4 Tips to Cope with the Challenges of Your Partner’s Mid-Life Crisis
Dealing with your loved one’s mid-life crisis can pose a real challenge to your patience and to your relationship! What can you do to get over this hurdle without losing your sanity and your stability? Read on for mid-life crisis coping tips.
But first… what exactly is a mid-life crisis? Is it really real?
Suddenly, the man in your life hits forty-five and he comes home with a motorcycle! The classic mid-life crisis. An estimated 5% to 12% of people, aged 39 to 50, experience a mid-life crisis. What factors go into a mid-life crisis, and do women get them too?
To answer the second question first, women do experience mid-life crises, but what causes these episodes seems to be triggered by different things based on gender. Some experts claim that hormonal changes at this stage of life affect both sexes, menopause for women and “andropause” or “manopause” for men. Certainly these hormonal shifts are stressors that can be contributing factors to a mid-life crises, but rarely are they the main culprit.
Women tend to attribute a mid-life crises to new insight about themselves through introspection, whereas men tend to be triggered by career or financial issues, like retirement funds. Aging, if accompanied by a “sudden feeling of the loss of a core set of beliefs” leaves both men and women seeking out verification of their values by trying out how they hold up under new life experiences.
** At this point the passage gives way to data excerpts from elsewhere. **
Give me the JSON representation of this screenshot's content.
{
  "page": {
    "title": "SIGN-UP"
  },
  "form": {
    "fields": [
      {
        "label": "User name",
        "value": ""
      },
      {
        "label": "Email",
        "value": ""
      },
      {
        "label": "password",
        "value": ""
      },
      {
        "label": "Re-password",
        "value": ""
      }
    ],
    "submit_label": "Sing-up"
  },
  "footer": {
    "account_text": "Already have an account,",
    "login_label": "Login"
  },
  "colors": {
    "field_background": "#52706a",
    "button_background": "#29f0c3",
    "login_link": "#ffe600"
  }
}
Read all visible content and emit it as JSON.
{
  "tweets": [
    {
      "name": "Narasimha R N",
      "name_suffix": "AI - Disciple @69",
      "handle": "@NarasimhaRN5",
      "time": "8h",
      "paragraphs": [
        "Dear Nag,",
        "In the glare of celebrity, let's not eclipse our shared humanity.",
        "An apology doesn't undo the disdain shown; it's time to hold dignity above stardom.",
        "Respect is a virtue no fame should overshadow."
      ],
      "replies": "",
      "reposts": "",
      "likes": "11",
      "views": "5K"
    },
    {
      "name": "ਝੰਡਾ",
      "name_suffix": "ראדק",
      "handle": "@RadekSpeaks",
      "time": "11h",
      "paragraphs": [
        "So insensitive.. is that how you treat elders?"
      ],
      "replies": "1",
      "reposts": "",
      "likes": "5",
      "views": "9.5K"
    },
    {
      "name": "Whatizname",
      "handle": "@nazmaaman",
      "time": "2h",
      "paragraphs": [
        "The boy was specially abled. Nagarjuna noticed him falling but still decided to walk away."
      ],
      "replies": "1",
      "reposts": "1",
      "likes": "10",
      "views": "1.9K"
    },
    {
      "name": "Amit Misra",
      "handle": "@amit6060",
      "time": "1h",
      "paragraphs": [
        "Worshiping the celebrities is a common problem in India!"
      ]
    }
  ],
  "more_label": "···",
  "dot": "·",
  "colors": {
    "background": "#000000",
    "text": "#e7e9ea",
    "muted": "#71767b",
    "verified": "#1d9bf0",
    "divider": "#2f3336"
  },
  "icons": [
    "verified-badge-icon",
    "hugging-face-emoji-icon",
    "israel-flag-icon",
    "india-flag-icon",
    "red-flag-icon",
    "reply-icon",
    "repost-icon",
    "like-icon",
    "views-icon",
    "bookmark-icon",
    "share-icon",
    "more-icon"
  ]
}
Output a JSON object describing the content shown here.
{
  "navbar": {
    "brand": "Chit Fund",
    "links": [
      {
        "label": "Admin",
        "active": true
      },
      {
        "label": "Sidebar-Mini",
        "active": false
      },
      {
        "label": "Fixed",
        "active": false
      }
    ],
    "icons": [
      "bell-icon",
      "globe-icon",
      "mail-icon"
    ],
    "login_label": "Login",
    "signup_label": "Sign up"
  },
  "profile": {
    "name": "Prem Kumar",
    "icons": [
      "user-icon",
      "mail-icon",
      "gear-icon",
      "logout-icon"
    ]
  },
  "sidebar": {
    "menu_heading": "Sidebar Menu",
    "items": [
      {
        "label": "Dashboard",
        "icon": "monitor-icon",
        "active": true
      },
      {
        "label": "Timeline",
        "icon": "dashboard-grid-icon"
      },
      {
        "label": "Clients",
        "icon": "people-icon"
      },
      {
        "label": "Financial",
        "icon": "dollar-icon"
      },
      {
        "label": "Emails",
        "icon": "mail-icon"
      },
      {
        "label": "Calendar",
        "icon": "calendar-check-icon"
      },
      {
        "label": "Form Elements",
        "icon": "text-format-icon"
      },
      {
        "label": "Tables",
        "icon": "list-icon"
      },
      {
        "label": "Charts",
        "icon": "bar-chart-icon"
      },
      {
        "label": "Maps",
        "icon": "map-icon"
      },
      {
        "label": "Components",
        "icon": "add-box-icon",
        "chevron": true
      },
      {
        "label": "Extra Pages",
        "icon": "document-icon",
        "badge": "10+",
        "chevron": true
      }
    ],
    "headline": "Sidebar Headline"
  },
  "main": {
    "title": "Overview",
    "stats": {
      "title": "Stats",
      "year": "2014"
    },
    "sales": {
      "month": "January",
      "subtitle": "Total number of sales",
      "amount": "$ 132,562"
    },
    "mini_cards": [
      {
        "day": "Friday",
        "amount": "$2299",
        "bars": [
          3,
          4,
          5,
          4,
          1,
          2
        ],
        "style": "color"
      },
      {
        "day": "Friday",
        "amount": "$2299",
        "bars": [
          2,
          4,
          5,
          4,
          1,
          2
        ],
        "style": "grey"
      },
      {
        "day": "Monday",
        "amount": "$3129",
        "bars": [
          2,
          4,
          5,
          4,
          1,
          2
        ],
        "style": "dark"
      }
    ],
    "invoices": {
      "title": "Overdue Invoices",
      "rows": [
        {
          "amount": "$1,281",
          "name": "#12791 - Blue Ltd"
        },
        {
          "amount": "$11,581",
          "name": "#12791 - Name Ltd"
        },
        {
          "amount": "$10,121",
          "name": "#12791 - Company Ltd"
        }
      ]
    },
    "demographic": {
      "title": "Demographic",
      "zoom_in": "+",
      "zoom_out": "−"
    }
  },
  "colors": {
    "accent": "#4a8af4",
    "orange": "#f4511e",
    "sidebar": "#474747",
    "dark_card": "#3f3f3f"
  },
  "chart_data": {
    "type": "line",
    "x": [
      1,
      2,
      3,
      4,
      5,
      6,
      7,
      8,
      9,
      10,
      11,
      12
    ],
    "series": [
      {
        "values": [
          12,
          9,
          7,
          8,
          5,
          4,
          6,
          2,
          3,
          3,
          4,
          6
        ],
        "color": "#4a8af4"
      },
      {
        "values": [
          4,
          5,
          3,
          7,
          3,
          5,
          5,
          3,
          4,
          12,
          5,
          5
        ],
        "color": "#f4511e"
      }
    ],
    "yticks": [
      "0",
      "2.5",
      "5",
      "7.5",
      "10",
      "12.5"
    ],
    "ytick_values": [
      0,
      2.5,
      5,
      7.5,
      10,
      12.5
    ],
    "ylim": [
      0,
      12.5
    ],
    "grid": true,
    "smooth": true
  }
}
While joking about flashy cars or silly-sounding words like “manopause” can color our perceptions of mid-life crises, they can be accompanied by serious problems that should be professionally treated. Check for these signs:
Big changes in physical appearance, such as becoming obsessed with going to the gym, getting a tattoo or overhauling his or her wardrobe
He or she begins socializing with single (especially younger) people, and may even embark on an affair
Increased alcohol use
Lethargy and loss of appetite
Excessive talking and thinking about the past, particularly past lovers
Okay, so it seems my partner is having a mid-life crisis. How do I deal with this?
1) Be your own person
How long has it been since you’ve done things on your own? Find a new hobby or take that trip you’ve been dreaming about for ages, but never went on because your partner wasn’t interested. Being active (physically and mentally), and independent from your partner will make you feel better and give you both some breathing space.
2) Be patient
As much as you might want to shake your partner and say “get over it!” the emotional struggle of a mid-life crisis can’t be gotten over just like that. It takes time to sort out frustrating and confusing emotions. So as long as you don’t notice any unsafe behavior, try letting time do its work.
3) Sympathize and respect
Sure, you’ve been through your husband’s or wife’s bad moods before, but a mid-life crisis is a little bit different. Unlike anger and frustration, which you’ve probably experienced in your relationship before, a mid-life crisis is usually about fear. Fear of aging, dying, not meeting expectations you had for yourself. These are new fears for your partner and for you to experience through him or her.
4) Don’t judge
Maybe that motorcycle seems stupid to you. But try to think about it from his perspective. The motorcycle isn’t a dumb and potentially dangerous toy. To him, it’s the fantasy of himself that he’s internalized since he was little. Now that the kids are grown, he can finally do whatever it is he’s always wanted to. If you look at it from that point of view, it can be easier to be non-judgmental about his behaviors.